Dengan jabatan Syamsuar sebagai Gubernur Riau, menurut Chaidir, tak tertutup kemungkinan Syamsuar akan melenggang menjadi ketua DPD Golkar Riau.

"Apakah dia BM 1 (Gubernur) atau BM 1 pakai seri (Bupati/Wali Kota), mereka (Golkar) memikirkan kepentingan daerah juga. Kalau seseorang tidak memiliki kekuasaan di daerah, nanti dia tidak punya bargaining ke pusat. Kasihan daerahnya," jelasnya

Sementara itu, Politisi senior Golkar, Erizal Muluk berharap sosok Syamsuar bisa menjadi penyelamat Golkar saat ini sedang mengalami penurunan suara di bawah kepemimpinan Andi Rachman.

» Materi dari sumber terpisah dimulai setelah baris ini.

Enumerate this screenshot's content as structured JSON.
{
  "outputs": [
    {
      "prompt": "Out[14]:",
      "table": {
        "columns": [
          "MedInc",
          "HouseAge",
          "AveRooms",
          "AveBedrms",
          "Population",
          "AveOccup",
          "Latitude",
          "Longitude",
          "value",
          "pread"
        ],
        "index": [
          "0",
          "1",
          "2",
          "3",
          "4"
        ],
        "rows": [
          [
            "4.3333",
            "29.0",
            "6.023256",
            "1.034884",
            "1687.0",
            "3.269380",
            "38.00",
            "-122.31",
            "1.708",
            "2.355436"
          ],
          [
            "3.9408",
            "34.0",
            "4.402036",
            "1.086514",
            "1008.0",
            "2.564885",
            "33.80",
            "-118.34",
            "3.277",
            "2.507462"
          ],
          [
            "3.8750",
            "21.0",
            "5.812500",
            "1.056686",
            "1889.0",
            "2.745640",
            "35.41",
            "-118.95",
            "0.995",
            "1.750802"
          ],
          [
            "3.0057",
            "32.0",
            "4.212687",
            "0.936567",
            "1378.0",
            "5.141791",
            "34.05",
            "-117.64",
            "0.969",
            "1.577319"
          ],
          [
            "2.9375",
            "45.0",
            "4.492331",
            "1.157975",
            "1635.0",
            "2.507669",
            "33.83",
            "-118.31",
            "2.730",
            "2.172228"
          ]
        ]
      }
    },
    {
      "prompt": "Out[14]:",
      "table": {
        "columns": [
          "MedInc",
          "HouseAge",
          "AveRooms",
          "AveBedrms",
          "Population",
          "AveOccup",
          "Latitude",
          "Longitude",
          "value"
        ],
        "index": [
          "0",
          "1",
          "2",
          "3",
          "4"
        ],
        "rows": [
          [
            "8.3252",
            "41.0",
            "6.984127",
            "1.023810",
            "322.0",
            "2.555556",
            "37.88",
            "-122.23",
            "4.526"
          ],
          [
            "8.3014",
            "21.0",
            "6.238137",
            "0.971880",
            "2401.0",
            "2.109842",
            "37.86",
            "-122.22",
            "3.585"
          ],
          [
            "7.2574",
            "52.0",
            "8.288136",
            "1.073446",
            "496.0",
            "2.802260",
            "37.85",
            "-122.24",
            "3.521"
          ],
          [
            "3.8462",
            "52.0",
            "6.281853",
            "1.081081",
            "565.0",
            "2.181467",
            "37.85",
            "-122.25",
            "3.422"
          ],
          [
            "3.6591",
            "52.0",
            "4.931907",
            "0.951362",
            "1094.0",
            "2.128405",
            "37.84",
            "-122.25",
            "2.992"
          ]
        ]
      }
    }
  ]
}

"Saya terus terang saja, zaman Andi Rachman Golkar kurang berhasil. Pertama, ia gagal jadi Gubernur, padahal saat itu petahana dan ketua Golkar Riau, suara Golkar dimana-mana turun, dan itu fakta," kata Erizal, Kamis, 27 Februari 2020.

Syamsuar, jelas Erizal, merupakan kader Golkar berpengalaman dalam memimpin partai, itu bisa dilihat dari hasil kerjanya sebagai Ketua DPD II Golkar Siak.

Militansi Syamsuar, dinilai Erizal layak mendapatkan kesempatan untuk menjadi ketua Golkar Riau yang saat ini mengalami trend penurunan. Apalagi, Syamsuar merupakan Gubernur Riau, lazimnya Golkar memang dipimpin kepala daerah.

Arsyadjuliandi Rachman sendiri menjadi ketua DPD I Golkar Riau saat dirinya masih menjadi Gubernur Riau menggantikan Annas Maamun yang terjerat kasus korupsi alih fungsi kawasan hutan.